Et ce que l’on découvre n’a rien de très réjouissant. «Un jour de pollution moyenne, les Parisiens respirent environ 200.000particules par litre d’air (chaque inspiration représente environ un demi-litre) rappelle Jean-Baptiste Renard, directeur de recherche au CNRS d’Orléans, et il y a dans ce litre 200 fois plus de particules comprises entre 0,2 et 1 microgramme que de particules plus grosses, entre 1 et 10 microgrammes.»

Or, plus les particules sont fines, plus elles pénètrent dans l’organisme . Il est admis que les grosses particules (supérieures à 5 microgrammes) sont bloquées au niveau du nez, que celles d’une taille de 1 à 5 microgrammes atteignent la trachée et, enfin, que les plus petites s’enfoncent profondément dans les voies respiratoires. «Elles peuvent franchir les barrières biologiques », insiste Sabine Host, chargée d’étude épidémiologique à l’Observatoire régional de santé en Ile-de-France, autrement dit passer dans le sang.

Près de 400.000 décès en Europe

En matière de santé, cette pollution de l’air est impliquée dans plusieurs pathologies (infarctus, problèmes respiratoires, cancers…). Dans un rapport qui vient d’être publié, l’Agence européenne de l’environnement note que si «les effets sur les maladies respiratoires et les maladies cardiovasculaires sont bien connus, des études plus récentes montrent que cela peut affecter la santé d’une autre façon, qu’il s’agisse du développement du fœtus ou encore des maladies en fin de vie ».

Les grandes études aboutissent toutes aux mêmes constats.
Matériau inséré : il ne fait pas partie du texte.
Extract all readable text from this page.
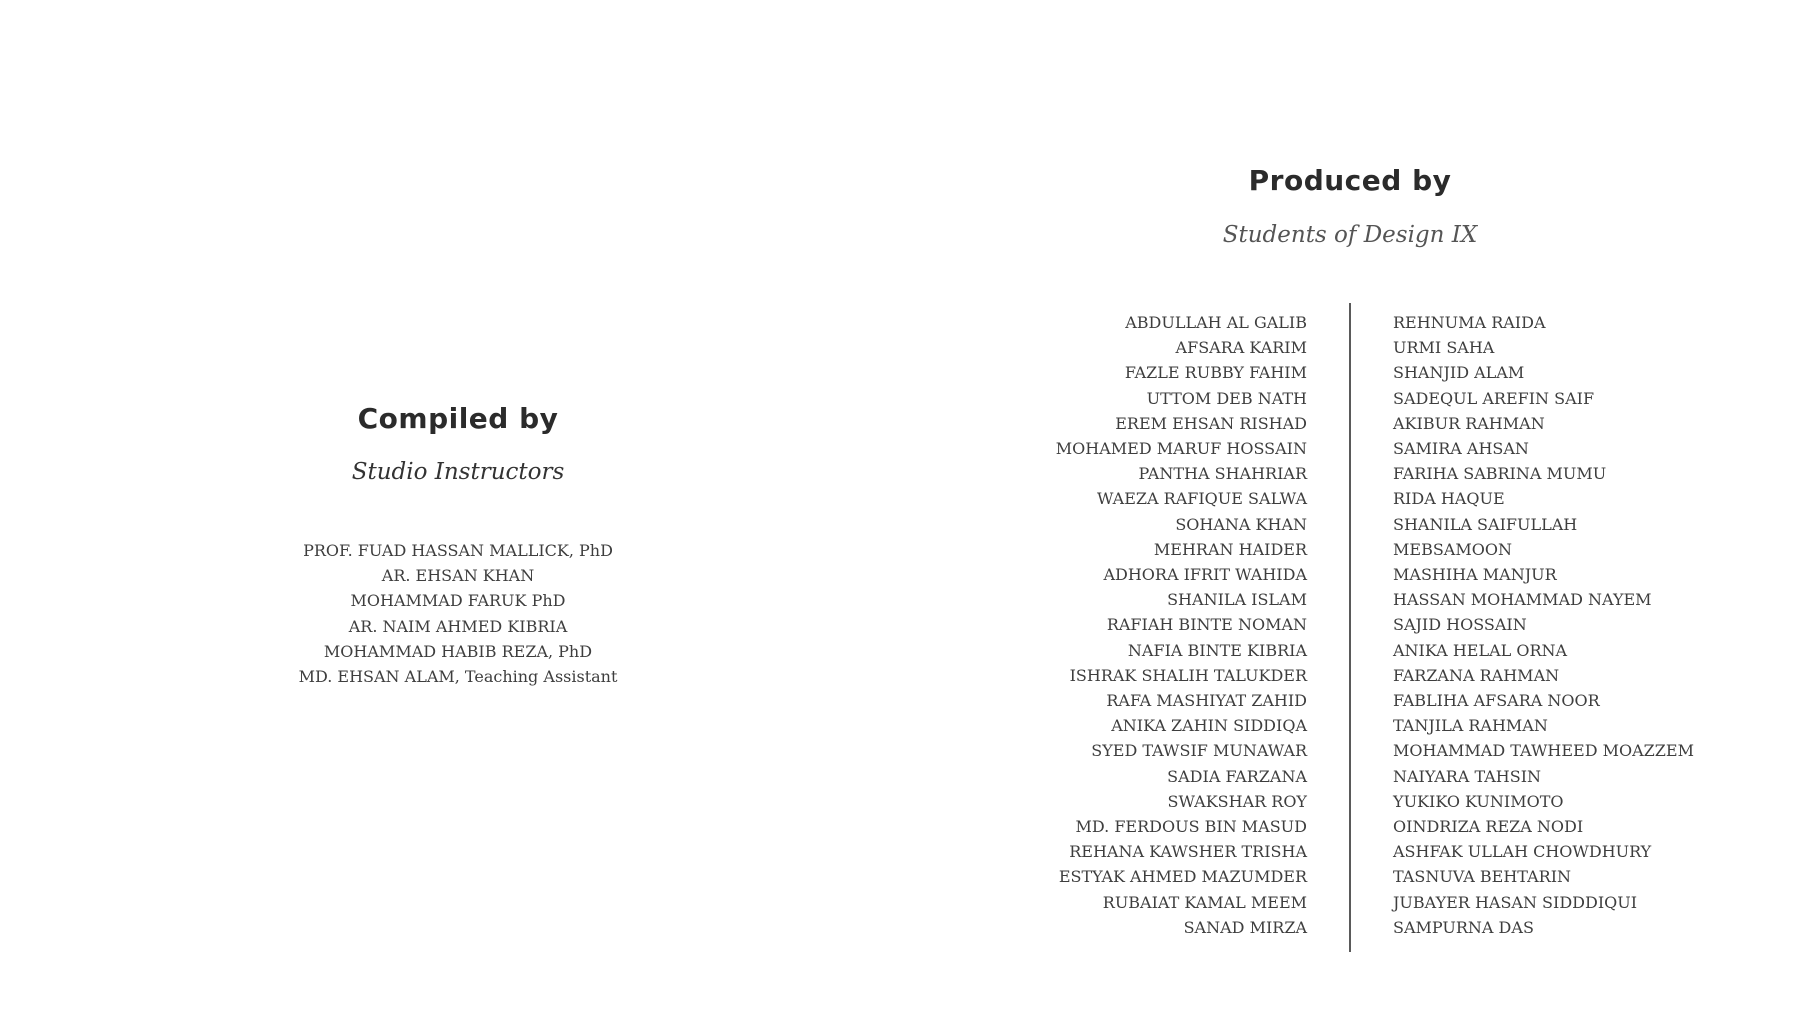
Compiled by
Studio Instructors
PROF. FUAD HASSAN MALLICK, PhD
AR. EHSAN KHAN
MOHAMMAD FARUK PhD
AR. NAIM AHMED KIBRIA
MOHAMMAD HABIB REZA, PhD
MD. EHSAN ALAM, Teaching Assistant
Produced by
Students of Design IX
ABDULLAH AL GALIB
AFSARA KARIM
FAZLE RUBBY FAHIM
UTTOM DEB NATH
EREM EHSAN RISHAD
MOHAMED MARUF HOSSAIN
PANTHA SHAHRIAR
WAEZA RAFIQUE SALWA
SOHANA KHAN
MEHRAN HAIDER
ADHORA IFRIT WAHIDA
SHANILA ISLAM
RAFIAH BINTE NOMAN
NAFIA BINTE KIBRIA
ISHRAK SHALIH TALUKDER
RAFA MASHIYAT ZAHID
ANIKA ZAHIN SIDDIQA
SYED TAWSIF MUNAWAR
SADIA FARZANA
SWAKSHAR ROY
MD. FERDOUS BIN MASUD
REHANA KAWSHER TRISHA
ESTYAK AHMED MAZUMDER
RUBAIAT KAMAL MEEM
SANAD MIRZA
REHNUMA RAIDA
URMI SAHA
SHANJID ALAM
SADEQUL AREFIN SAIF
AKIBUR RAHMAN
SAMIRA AHSAN
FARIHA SABRINA MUMU
RIDA HAQUE
SHANILA SAIFULLAH
MEBSAMOON
MASHIHA MANJUR
HASSAN MOHAMMAD NAYEM
SAJID HOSSAIN
ANIKA HELAL ORNA
FARZANA RAHMAN
FABLIHA AFSARA NOOR
TANJILA RAHMAN
MOHAMMAD TAWHEED MOAZZEM
NAIYARA TAHSIN
YUKIKO KUNIMOTO
OINDRIZA REZA NODI
ASHFAK ULLAH CHOWDHURY
TASNUVA BEHTARIN
JUBAYER HASAN SIDDDIQUI
SAMPURNA DAS
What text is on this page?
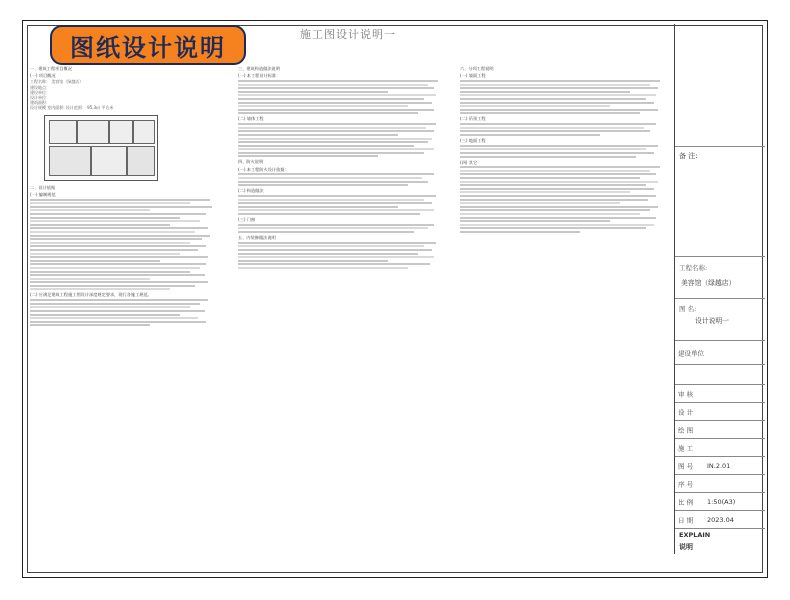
图纸设计说明	施工图设计说明一
一、建筑工程项目概况
(一) 项目概况
工程名称： 美容馆（绿越店）
建设地点：
建设单位：
设计单位：
建筑面积：
设计规模 室内面积: 设计范围： 95.3㎡ 平方米
二、设计依据
(一) 编制规范
(二) 应满足建筑工程施工图设计深度规定要求，现行各施工规范。
三、建筑构造做法说明
(一) 本工程设计标准：
(二) 墙体工程
四、防火说明
(一) 本工程防火设计依据：
(二) 构造做法
(三) 门窗
五、内装修做法说明
六、分项工程说明
(一) 墙面工程
(二) 吊顶工程
(三) 地面工程
(四) 其它
备 注:
工程名称:
美容馆（绿越店）
图 名:
设计说明一
建设单位
审 核
设 计
绘 图
施 工
图 号 IN.2.01
序 号
比 例 1:50(A3)
日 期 2023.04
EXPLAIN
说明
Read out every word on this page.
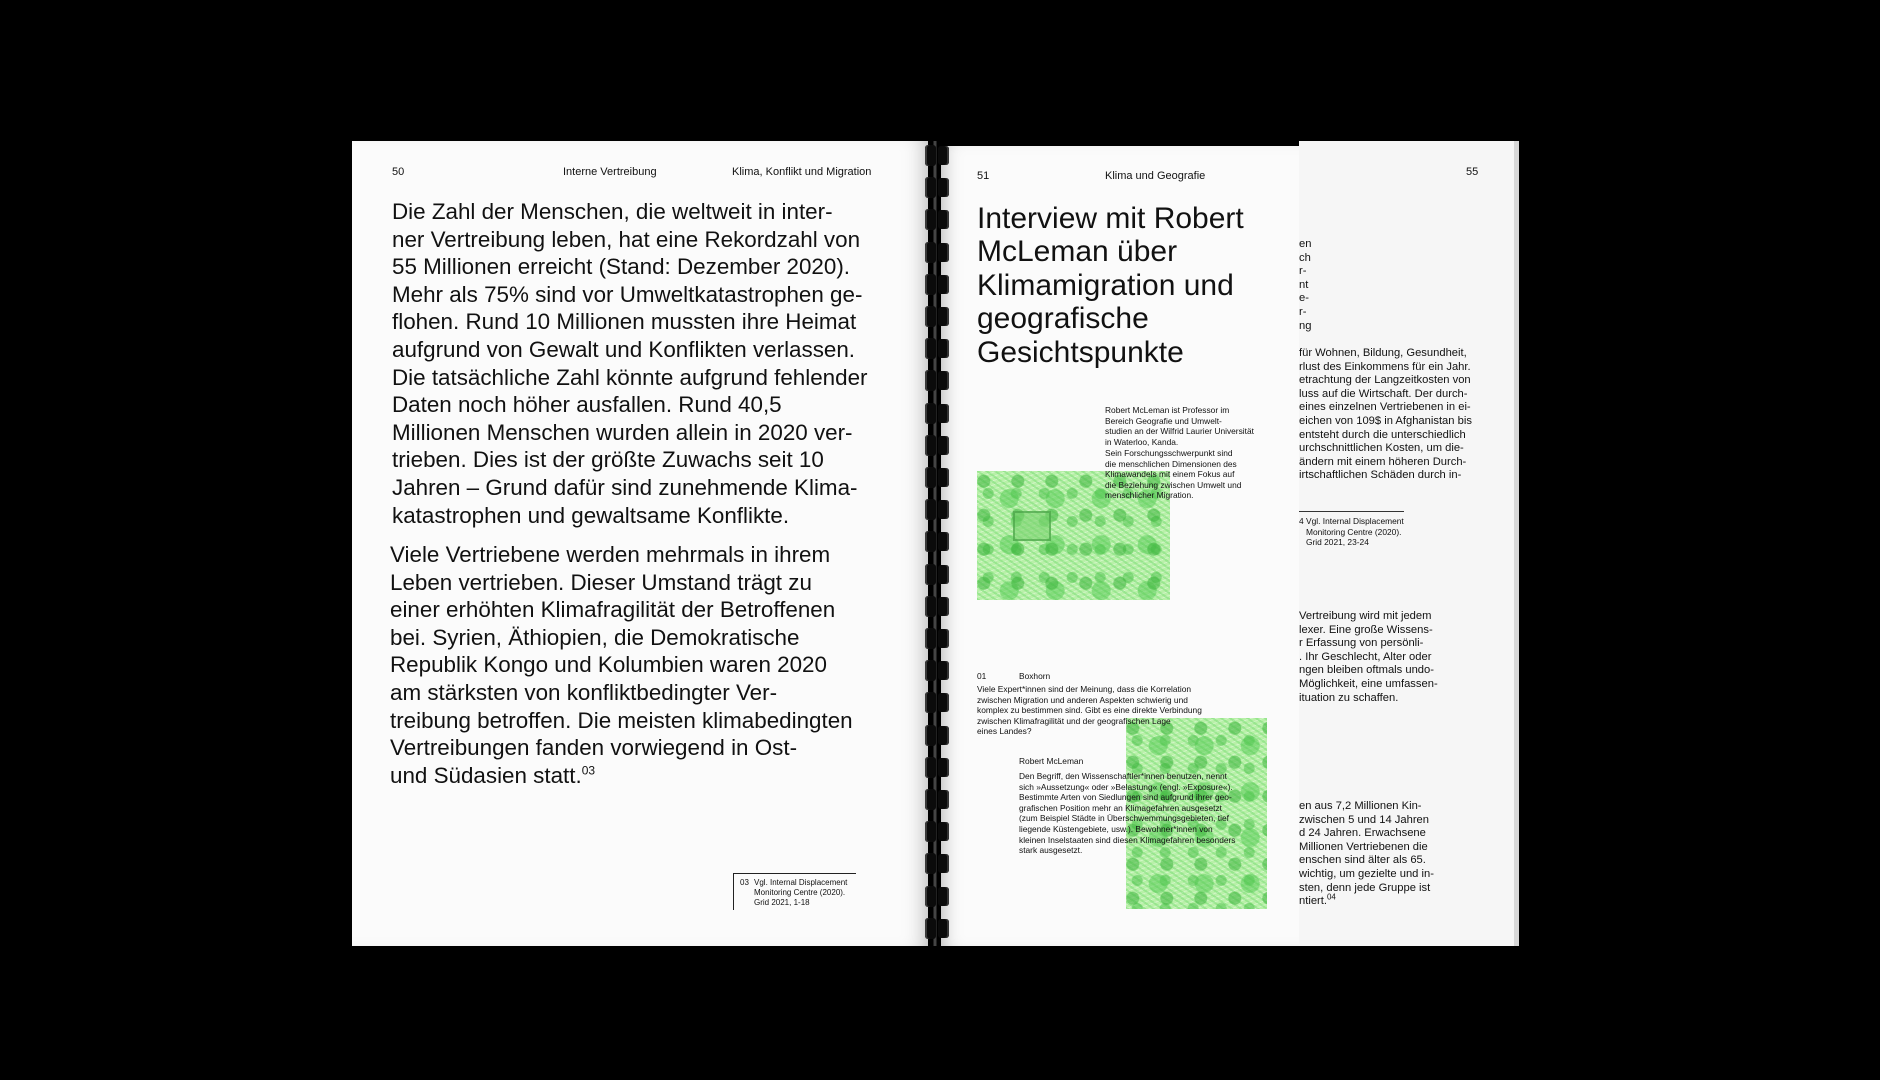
50	Interne Vertreibung	Klima, Konflikt und Migration

Die Zahl der Menschen, die weltweit in inter-
ner Vertreibung leben, hat eine Rekordzahl von
55 Millionen erreicht (Stand: Dezember 2020).
Mehr als 75% sind vor Umweltkatastrophen ge-
flohen. Rund 10 Millionen mussten ihre Heimat
aufgrund von Gewalt und Konflikten verlassen.
Die tatsächliche Zahl könnte aufgrund fehlender
Daten noch höher ausfallen. Rund 40,5
Millionen Menschen wurden allein in 2020 ver-
trieben. Dies ist der größte Zuwachs seit 10
Jahren – Grund dafür sind zunehmende Klima-
katastrophen und gewaltsame Konflikte.

Viele Vertriebene werden mehrmals in ihrem
Leben vertrieben. Dieser Umstand trägt zu
einer erhöhten Klimafragilität der Betroffenen
bei. Syrien, Äthiopien, die Demokratische
Republik Kongo und Kolumbien waren 2020
am stärksten von konfliktbedingter Ver-
treibung betroffen. Die meisten klimabedingten
Vertreibungen fanden vorwiegend in Ost-
und Südasien statt.$^{03}$

03 Vgl. Internal Displacement
Monitoring Centre (2020).
Grid 2021, 1-18
55
en
ch
r-
nt
e-
r-
ng
für Wohnen, Bildung, Gesundheit,
rlust des Einkommens für ein Jahr.
etrachtung der Langzeitkosten von
luss auf die Wirtschaft. Der durch-
eines einzelnen Vertriebenen in ei-
eichen von 109$ in Afghanistan bis
entsteht durch die unterschiedlich
urchschnittlichen Kosten, um die-
ändern mit einem höheren Durch-
irtschaftlichen Schäden durch in-
4 Vgl. Internal Displacement
Monitoring Centre (2020).
Grid 2021, 23-24
Vertreibung wird mit jedem
lexer. Eine große Wissens-
r Erfassung von persönli-
. Ihr Geschlecht, Alter oder
ngen bleiben oftmals undo-
Möglichkeit, eine umfassen-
ituation zu schaffen.
en aus 7,2 Millionen Kin-
zwischen 5 und 14 Jahren
d 24 Jahren. Erwachsene
Millionen Vertriebenen die
enschen sind älter als 65.
wichtig, um gezielte und in-
sten, denn jede Gruppe ist
ntiert.$^{04}$
51	Klima und Geografie
Interview mit Robert
McLeman über
Klimamigration und
geografische
Gesichtspunkte
Robert McLeman ist Professor im
Bereich Geografie und Umwelt-
studien an der Wilfrid Laurier Universität
in Waterloo, Kanda.
Sein Forschungsschwerpunkt sind
die menschlichen Dimensionen des
Klimawandels mit einem Fokus auf
die Beziehung zwischen Umwelt und
menschlicher Migration.
01	Boxhorn
Viele Expert*innen sind der Meinung, dass die Korrelation
zwischen Migration und anderen Aspekten schwierig und
komplex zu bestimmen sind. Gibt es eine direkte Verbindung
zwischen Klimafragilität und der geografischen Lage
eines Landes?
Robert McLeman
Den Begriff, den Wissenschaftler*innen benutzen, nennt
sich »Aussetzung« oder »Belastung« (engl. »Exposure«).
Bestimmte Arten von Siedlungen sind aufgrund ihrer geo-
grafischen Position mehr an Klimagefahren ausgesetzt
(zum Beispiel Städte in Überschwemmungsgebieten, tief
liegende Küstengebiete, usw.). Bewohner*innen von
kleinen Inselstaaten sind diesen Klimagefahren besonders
stark ausgesetzt.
En France, on parle de 42.000 décès prématurés, dont 1400 pour Paris et, selon le tout dernier rapport de l’Agence européenne de l’environnement, près de 400.000 décès en Europe (chiffres 2011).

Le LOAC a notamment permis de mesurer la pollution lors de deux pics, en décembre 2013 et en mars 2014: il y avait 5 à 15 fois plus de particules très fines que lors d’une journée standard. En décembre, les données enregistrées font état de 3 millions de particules par litre d’air. «Le record a été atteint le 13 décembre 2013, avec un pic de 6 millions de particules inférieures à 1 micromètre par litre mesuré à 18 heures». À titre de comparaison, c’est ce que produit la fumée de 8 cigarettes dans une pièce non aérée d’environ 20 m2.

Pour les divers spécialistes, ce type de mesures devrait inciter l’Europe à légiférer. Car les normes européennes que les pays doivent respecter en matière de microparticules ne prennent en compte que les plus grosses, celles de 10 micromètres (PM 10), et l’OMS a simplement émis des recommandations pour les particules de 2,5 micromètres (PM 2,5). Il est vrai que même à ces niveaux de pollution, nombre de pays ne sont pas dans les clous, à commencer par la France qui vit sous la menace d’une grosse sanction financière. Et la Cour de justice européenne, dans un arrêt rendu la semaine dernière, vient de rappeler à l’Angleterre que le respect des directives n’était pas facultatif, mais que les pays avaient bien une obligation de résultat.